One known shortcoming of BurnCase 3D is that estimation result can be inaccurate when the wound is located where different body parts overlap, e.g., perineum or medial side in the buttock. Only 3 out of the 26 subjects had wounds near the buttock or the perineum in our sample, limiting the potential for evaluating whether the BurnCase 3D has a weakness in estimating burn areas in these regions.
Despite sufficiently wide spread of EMR (electronic medical record) systems in South Korea, little work has been published on computer-aided burn size estimation. In writing this paper as a preliminary study, we hoped to trigger future research activities.
This preliminary study found that both the Lund-Browder chart and BurnCase 3D showed excellent inter-rater reliability in %TBSA estimation. The BurnCase 3D scores were very highly correlated with the Lund-Browder scores, but showed a small yet significant tendency to make smaller estimates of burn size (by almost 2%). The BurnCase 3D also took significantly longer to complete and score. These considerations need to be balanced against the lower costs associated with hardware and use of the BurnCase 3D.
Study limitations include that were very few subjects with TBSA 20% or above and few with burns on perineum; the small number of relevant observations did not let us evaluate some factors that might affect accuracy of BurnCase 3D. The meaningful discrepancy in user proficiency for using BurnCase 3D among observers and weak diversity of burn areas were additional factors that could be improved in future work.

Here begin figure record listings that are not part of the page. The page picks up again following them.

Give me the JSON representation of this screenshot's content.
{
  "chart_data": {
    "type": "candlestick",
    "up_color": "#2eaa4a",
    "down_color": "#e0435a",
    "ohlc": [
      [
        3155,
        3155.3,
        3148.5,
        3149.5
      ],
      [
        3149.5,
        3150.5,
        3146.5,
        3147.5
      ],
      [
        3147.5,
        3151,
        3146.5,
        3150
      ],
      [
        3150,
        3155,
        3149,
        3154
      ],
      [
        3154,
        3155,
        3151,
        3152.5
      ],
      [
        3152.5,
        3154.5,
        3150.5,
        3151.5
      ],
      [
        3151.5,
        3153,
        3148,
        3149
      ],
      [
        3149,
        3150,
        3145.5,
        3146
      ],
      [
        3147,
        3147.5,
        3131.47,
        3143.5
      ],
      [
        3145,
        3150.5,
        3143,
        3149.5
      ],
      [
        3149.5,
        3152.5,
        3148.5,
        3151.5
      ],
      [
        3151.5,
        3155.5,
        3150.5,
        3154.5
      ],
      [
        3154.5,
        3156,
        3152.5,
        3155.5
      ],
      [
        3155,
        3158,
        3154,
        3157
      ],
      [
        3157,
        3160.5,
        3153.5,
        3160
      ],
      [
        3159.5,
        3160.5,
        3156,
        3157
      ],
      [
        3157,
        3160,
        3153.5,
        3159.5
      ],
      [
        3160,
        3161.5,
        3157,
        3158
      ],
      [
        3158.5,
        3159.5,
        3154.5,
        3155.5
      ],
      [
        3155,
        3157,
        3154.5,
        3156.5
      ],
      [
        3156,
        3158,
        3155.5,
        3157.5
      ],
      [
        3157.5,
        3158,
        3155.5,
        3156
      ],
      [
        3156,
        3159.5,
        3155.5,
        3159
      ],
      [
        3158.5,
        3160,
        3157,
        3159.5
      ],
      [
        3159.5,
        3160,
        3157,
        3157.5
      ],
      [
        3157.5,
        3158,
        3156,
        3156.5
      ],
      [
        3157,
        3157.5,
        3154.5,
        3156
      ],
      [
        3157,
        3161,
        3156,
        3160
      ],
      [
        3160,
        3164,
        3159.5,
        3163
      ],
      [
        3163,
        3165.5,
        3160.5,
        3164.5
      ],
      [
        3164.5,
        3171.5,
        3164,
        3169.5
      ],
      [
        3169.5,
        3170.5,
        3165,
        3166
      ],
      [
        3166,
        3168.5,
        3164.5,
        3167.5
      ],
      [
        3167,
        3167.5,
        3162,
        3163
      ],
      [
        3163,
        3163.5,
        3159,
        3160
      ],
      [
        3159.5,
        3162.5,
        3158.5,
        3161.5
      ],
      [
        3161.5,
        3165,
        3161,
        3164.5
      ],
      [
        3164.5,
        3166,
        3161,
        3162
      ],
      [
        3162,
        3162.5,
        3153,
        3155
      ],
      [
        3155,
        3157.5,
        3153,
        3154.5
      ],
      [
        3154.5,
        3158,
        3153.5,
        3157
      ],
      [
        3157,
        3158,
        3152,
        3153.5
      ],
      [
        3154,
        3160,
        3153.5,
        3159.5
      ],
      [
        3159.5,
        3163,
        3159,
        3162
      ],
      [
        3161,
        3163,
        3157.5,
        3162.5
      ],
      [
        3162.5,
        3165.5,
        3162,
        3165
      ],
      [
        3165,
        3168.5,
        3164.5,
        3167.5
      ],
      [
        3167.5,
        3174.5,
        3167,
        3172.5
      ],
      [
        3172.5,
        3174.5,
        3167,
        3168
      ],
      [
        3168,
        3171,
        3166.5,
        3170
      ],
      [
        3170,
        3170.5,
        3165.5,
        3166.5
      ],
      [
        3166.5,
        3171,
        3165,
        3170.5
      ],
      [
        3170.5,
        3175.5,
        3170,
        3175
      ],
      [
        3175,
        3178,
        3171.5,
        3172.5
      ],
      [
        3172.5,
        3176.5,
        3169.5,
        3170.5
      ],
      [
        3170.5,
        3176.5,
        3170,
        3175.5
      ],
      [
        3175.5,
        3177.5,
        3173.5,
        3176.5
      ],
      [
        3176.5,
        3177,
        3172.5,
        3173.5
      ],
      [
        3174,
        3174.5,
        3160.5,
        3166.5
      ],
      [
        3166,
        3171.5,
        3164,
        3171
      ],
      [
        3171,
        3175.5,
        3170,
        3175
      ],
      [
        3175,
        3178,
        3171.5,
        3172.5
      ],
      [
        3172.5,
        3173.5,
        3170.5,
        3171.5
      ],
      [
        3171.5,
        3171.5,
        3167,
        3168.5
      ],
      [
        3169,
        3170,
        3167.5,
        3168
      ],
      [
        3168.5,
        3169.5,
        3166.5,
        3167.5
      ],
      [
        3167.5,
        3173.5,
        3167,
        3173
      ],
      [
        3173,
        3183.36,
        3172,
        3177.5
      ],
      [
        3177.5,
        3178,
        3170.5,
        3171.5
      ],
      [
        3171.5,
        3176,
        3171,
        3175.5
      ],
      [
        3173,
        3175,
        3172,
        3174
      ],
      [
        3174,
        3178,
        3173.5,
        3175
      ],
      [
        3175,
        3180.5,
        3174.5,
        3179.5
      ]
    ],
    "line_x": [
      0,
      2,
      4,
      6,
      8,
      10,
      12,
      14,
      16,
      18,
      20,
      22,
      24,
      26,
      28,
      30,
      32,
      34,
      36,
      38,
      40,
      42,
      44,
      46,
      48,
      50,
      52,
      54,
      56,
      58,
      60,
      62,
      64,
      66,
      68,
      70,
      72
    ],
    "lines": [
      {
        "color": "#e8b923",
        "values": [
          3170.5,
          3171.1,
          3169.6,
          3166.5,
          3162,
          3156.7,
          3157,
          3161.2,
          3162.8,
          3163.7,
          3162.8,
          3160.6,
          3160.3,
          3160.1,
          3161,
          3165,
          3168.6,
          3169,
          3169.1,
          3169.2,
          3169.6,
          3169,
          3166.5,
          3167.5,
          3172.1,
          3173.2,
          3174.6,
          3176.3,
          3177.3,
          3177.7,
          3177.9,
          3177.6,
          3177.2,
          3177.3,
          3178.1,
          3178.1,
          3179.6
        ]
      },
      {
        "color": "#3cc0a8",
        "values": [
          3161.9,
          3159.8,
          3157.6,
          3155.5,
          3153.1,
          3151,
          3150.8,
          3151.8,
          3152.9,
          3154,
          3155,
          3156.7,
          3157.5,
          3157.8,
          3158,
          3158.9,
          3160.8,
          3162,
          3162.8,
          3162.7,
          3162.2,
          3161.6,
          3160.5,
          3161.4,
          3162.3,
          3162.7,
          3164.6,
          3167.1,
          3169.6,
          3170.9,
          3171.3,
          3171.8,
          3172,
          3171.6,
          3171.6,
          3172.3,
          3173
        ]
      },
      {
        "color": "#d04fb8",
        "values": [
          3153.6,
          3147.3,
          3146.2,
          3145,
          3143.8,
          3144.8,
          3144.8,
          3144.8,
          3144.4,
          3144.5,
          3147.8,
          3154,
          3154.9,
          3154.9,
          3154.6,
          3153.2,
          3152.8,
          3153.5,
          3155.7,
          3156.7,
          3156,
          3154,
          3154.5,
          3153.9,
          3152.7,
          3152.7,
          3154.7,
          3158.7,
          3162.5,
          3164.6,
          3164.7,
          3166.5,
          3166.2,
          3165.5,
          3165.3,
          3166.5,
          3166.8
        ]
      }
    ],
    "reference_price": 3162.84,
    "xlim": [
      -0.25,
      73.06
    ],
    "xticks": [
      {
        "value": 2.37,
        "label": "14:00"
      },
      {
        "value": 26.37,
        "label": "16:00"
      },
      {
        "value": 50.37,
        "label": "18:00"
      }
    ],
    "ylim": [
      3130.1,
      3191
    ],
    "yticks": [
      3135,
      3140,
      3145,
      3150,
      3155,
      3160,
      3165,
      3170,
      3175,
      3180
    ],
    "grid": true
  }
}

Future studies should include a larger number of observers with varied proficiency, more in-depth evaluation methods for BurnCase 3D, diverse burn areas, as well as perhaps oversampling specific body parts that might be more challenging for some imaging techniques. Because accuracy of %TBSA estimation is related to prognosis, correlation of %TBSA estimation versus mortality would meaningfully contribute to future work.
We appreciate Dr. Michael Giretzlehner and the RISC Software, GmBH for offering the BurnCase 3D without any condition.
We were granted license for BurnCase 3D by Dr. Michael Giretzlehner of RISC Software GmbH, Austria, for academic research, and we did not request or receive any other form of financial or research assistance from him.
Conflict of interest
All authors declare that there is no conflict of interest.
KT Yoo has written most of the manuscript. GW Woo and TY Jang has contributed assessing data and data collection. JS Song performed the statistical analysis and its interpretation. All authors participated in the design of the study and approved the final version of the manuscript.
This study was approved by the institutional review board in the Hanil General Hospital (HIRB-2017-009).